Moon Shadow Maple Sugar, Ontario ($10.95/200 ml)
The taste of maple sugar in liquid form. The wine passes through the mouth quickly with a short, yet luscious, finish. The smell might be a little off-putting to those who do not like Port or sherry, as it resemble their distinct qualities, but in the mouth, the wine is thick and rich, with a pure maple sugar finish.
Southbrook Framboise, Ontario ($15.95/375 ml)
Fruit wine gets absolutely no respect, but once you get a sip of this raspberry sweetie you’ll find yourself falling in love and wondering not only about drinking it, but how to incorporate it into your cooking and desserts.
Nalewka Babuni Cherry, Poland ($14.05)
This is something your parents might remember, but the way they’ll tell it, grandpa used to “make something similar” — it’s cherry through and through, and delicious at that. Look for the unique square bottle with the red knob on top.
Torres Floralis Moscato d’Oro, Spain ($16.95/500 ml)
An absolutely stunning dessert wine with flavours of spiced orange peel, cinnamon, and poached bosc pear, all balanced with great acidity. Just a lovely after-dinner sipper.
Kourtaki Mavrodaphne de Patras, Greece ($14.95)
This tawny wine has sweet prune, cherry, and raspberry notes on the nose, with dried red fruit character in the mouth — so Port-like if I poured it for you blind you’d swear it was the real thing.
Quady Essensia Orange Muscat 2010, California ($13.95/375 ml)
Orange blossom, vanilla notes, and honeyed apricots all finishing with a lovely spice.
Osbourne Pedro Ximenez 1827 Sweet Sherry, Spain ($17.95)
For those who think of sherry in the super-dry grandma’s-night-tipple kinda way, think again. This is thick and sweet, like the innards of pecan or raisin pie.
Lenz Moser Prestige Trockenbeerenauslese 2008, Austria ($19.95/375 ml)
The perfect dessert wine to get your gums a flappin’. Apricot marmalade, honeyed pears and candied apple, all with an acidity that cleans the palate for the next sip. Stunningly delicious.
Sivipa Moscatel de Setubal 2008, Portugal ($15.95)

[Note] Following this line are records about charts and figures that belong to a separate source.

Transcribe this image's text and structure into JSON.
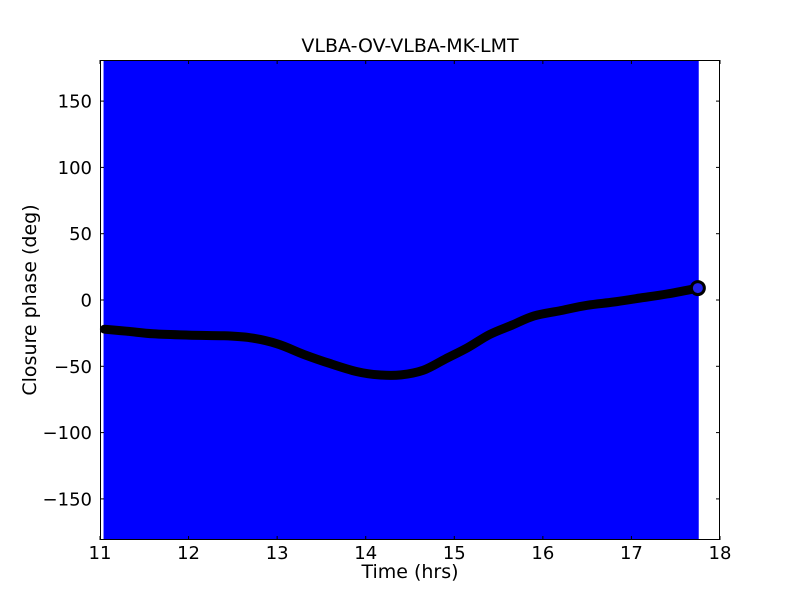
{
  "figure": {
    "background_color": "#ffffff"
  },
  "chart_data": {
    "type": "line",
    "title": "VLBA-OV-VLBA-MK-LMT",
    "xlabel": "Time (hrs)",
    "ylabel": "Closure phase (deg)",
    "xlim": [
      11,
      18
    ],
    "ylim": [
      -181,
      181
    ],
    "xticks": [
      11,
      12,
      13,
      14,
      15,
      16,
      17,
      18
    ],
    "yticks": [
      -150,
      -100,
      -50,
      0,
      50,
      100,
      150
    ],
    "grid": false,
    "legend": null,
    "colors": {
      "error_region": "#0000ff",
      "curve": "#000000",
      "axes": "#000000",
      "end_marker_inner": "#2222ee"
    },
    "error_region": {
      "x_start": 11.04,
      "x_end": 17.76,
      "spans_full_y_range": true,
      "color": "#0000ff"
    },
    "series": [
      {
        "name": "closure phase VLBA-OV-VLBA-MK-LMT",
        "color": "#000000",
        "style": "dense round markers forming thick curve",
        "points": [
          [
            11.05,
            -22
          ],
          [
            11.3,
            -23.5
          ],
          [
            11.6,
            -25.5
          ],
          [
            12.0,
            -26.5
          ],
          [
            12.4,
            -27
          ],
          [
            12.7,
            -28.5
          ],
          [
            13.0,
            -33
          ],
          [
            13.3,
            -41
          ],
          [
            13.6,
            -48
          ],
          [
            13.9,
            -54
          ],
          [
            14.15,
            -56.5
          ],
          [
            14.4,
            -56.5
          ],
          [
            14.65,
            -53
          ],
          [
            14.9,
            -44.5
          ],
          [
            15.15,
            -36
          ],
          [
            15.4,
            -26
          ],
          [
            15.65,
            -19
          ],
          [
            15.9,
            -12
          ],
          [
            16.2,
            -8
          ],
          [
            16.5,
            -4
          ],
          [
            16.8,
            -1.5
          ],
          [
            17.1,
            1.5
          ],
          [
            17.4,
            4.5
          ],
          [
            17.75,
            9
          ]
        ]
      }
    ],
    "end_marker": {
      "x": 17.75,
      "y": 9
    }
  }
}
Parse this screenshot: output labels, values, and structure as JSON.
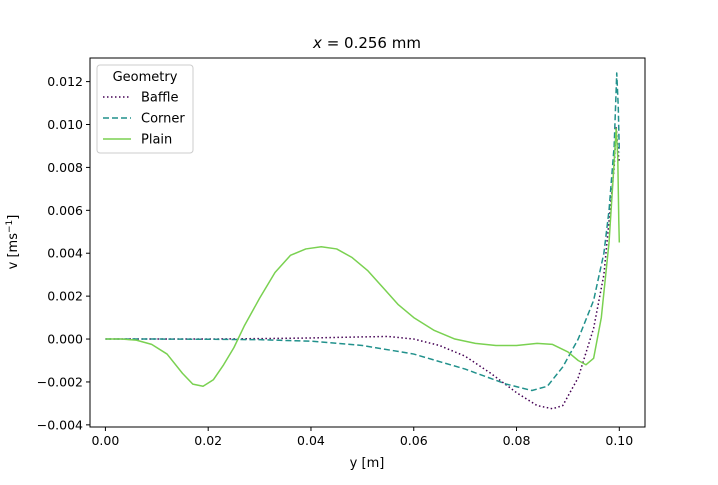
{
  "chart_data": {
    "type": "line",
    "title": "x = 0.256 mm",
    "title_var": "x",
    "title_rest": " = 0.256 mm",
    "xlabel": "y [m]",
    "ylabel_main": "v [ms",
    "ylabel_sup": "−1",
    "ylabel_end": "]",
    "xlim": [
      -0.003,
      0.105
    ],
    "ylim": [
      -0.0041,
      0.0131
    ],
    "grid": false,
    "legend": {
      "title": "Geometry",
      "placement": "top-left"
    },
    "x_ticks": [
      0.0,
      0.02,
      0.04,
      0.06,
      0.08,
      0.1
    ],
    "x_tick_labels": [
      "0.00",
      "0.02",
      "0.04",
      "0.06",
      "0.08",
      "0.10"
    ],
    "y_ticks": [
      -0.004,
      -0.002,
      0.0,
      0.002,
      0.004,
      0.006,
      0.008,
      0.01,
      0.012
    ],
    "y_tick_labels": [
      "−0.004",
      "−0.002",
      "0.000",
      "0.002",
      "0.004",
      "0.006",
      "0.008",
      "0.010",
      "0.012"
    ],
    "series": [
      {
        "name": "Baffle",
        "color": "#440154",
        "style": "dotted",
        "points": [
          [
            0.0,
            0.0
          ],
          [
            0.005,
            0.0
          ],
          [
            0.01,
            0.0
          ],
          [
            0.02,
            0.0
          ],
          [
            0.03,
            2e-05
          ],
          [
            0.04,
            5e-05
          ],
          [
            0.05,
            0.0001
          ],
          [
            0.055,
            0.00012
          ],
          [
            0.06,
            0.0
          ],
          [
            0.065,
            -0.0003
          ],
          [
            0.07,
            -0.0008
          ],
          [
            0.075,
            -0.0016
          ],
          [
            0.08,
            -0.0025
          ],
          [
            0.084,
            -0.0031
          ],
          [
            0.087,
            -0.00325
          ],
          [
            0.089,
            -0.0031
          ],
          [
            0.092,
            -0.0018
          ],
          [
            0.095,
            0.0005
          ],
          [
            0.097,
            0.003
          ],
          [
            0.098,
            0.0055
          ],
          [
            0.099,
            0.008
          ],
          [
            0.0994,
            0.0099
          ],
          [
            0.0996,
            0.0092
          ],
          [
            0.0998,
            0.0086
          ],
          [
            0.1,
            0.0083
          ]
        ]
      },
      {
        "name": "Corner",
        "color": "#21918c",
        "style": "dashed",
        "points": [
          [
            0.0,
            0.0
          ],
          [
            0.005,
            0.0
          ],
          [
            0.01,
            0.0
          ],
          [
            0.02,
            -1e-05
          ],
          [
            0.03,
            -3e-05
          ],
          [
            0.04,
            -0.0001
          ],
          [
            0.05,
            -0.0003
          ],
          [
            0.06,
            -0.0007
          ],
          [
            0.07,
            -0.0014
          ],
          [
            0.078,
            -0.0021
          ],
          [
            0.083,
            -0.0024
          ],
          [
            0.086,
            -0.0022
          ],
          [
            0.089,
            -0.0013
          ],
          [
            0.092,
            0.0
          ],
          [
            0.095,
            0.0018
          ],
          [
            0.097,
            0.004
          ],
          [
            0.098,
            0.006
          ],
          [
            0.099,
            0.009
          ],
          [
            0.0995,
            0.0124
          ],
          [
            0.0998,
            0.0108
          ],
          [
            0.1,
            0.0087
          ]
        ]
      },
      {
        "name": "Plain",
        "color": "#7ad151",
        "style": "solid",
        "points": [
          [
            0.0,
            0.0
          ],
          [
            0.003,
            0.0
          ],
          [
            0.006,
            -5e-05
          ],
          [
            0.009,
            -0.00025
          ],
          [
            0.012,
            -0.0007
          ],
          [
            0.015,
            -0.0016
          ],
          [
            0.017,
            -0.0021
          ],
          [
            0.019,
            -0.0022
          ],
          [
            0.021,
            -0.0019
          ],
          [
            0.023,
            -0.0012
          ],
          [
            0.025,
            -0.0004
          ],
          [
            0.027,
            0.0006
          ],
          [
            0.03,
            0.0019
          ],
          [
            0.033,
            0.0031
          ],
          [
            0.036,
            0.0039
          ],
          [
            0.039,
            0.0042
          ],
          [
            0.042,
            0.0043
          ],
          [
            0.045,
            0.0042
          ],
          [
            0.048,
            0.0038
          ],
          [
            0.051,
            0.0032
          ],
          [
            0.054,
            0.0024
          ],
          [
            0.057,
            0.0016
          ],
          [
            0.06,
            0.001
          ],
          [
            0.064,
            0.0004
          ],
          [
            0.068,
            0.0
          ],
          [
            0.072,
            -0.0002
          ],
          [
            0.076,
            -0.0003
          ],
          [
            0.08,
            -0.0003
          ],
          [
            0.084,
            -0.0002
          ],
          [
            0.087,
            -0.00025
          ],
          [
            0.09,
            -0.0006
          ],
          [
            0.092,
            -0.001
          ],
          [
            0.0935,
            -0.0012
          ],
          [
            0.095,
            -0.0009
          ],
          [
            0.0965,
            0.001
          ],
          [
            0.098,
            0.0045
          ],
          [
            0.0988,
            0.0075
          ],
          [
            0.0994,
            0.0098
          ],
          [
            0.0997,
            0.0085
          ],
          [
            0.0999,
            0.0055
          ],
          [
            0.1,
            0.0045
          ]
        ]
      }
    ]
  }
}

Exotic fruit, toffee and a hint of citrus wrapped in honey, with a kick of spice on the finish. Not to be passed up, especially for the price.
Grant Burge 10 Year Old Tawny, Australia ($30.95)
Proving that not all “Port” comes from Portugal … but then again, this can’t be called Port either. The Aussies have been making sweeties for a while, and it shows with this lovely hit of dried cherries and almonds.
Lilly Pilly Estates Noble Blend, Australia
The most memorable sweetie I’ve ever tried. It has been a while since this wine has been in the Canadian market, but this fake Sauternes is worth its weight in gold. Lilly Pilly does not make this wine every year, but when the weather cooperates it’s a real blessing (especially for the consumer). Exotic flavours and tropical aromas all baked and honey-like with the right balancing acidity, this is one to watch out for.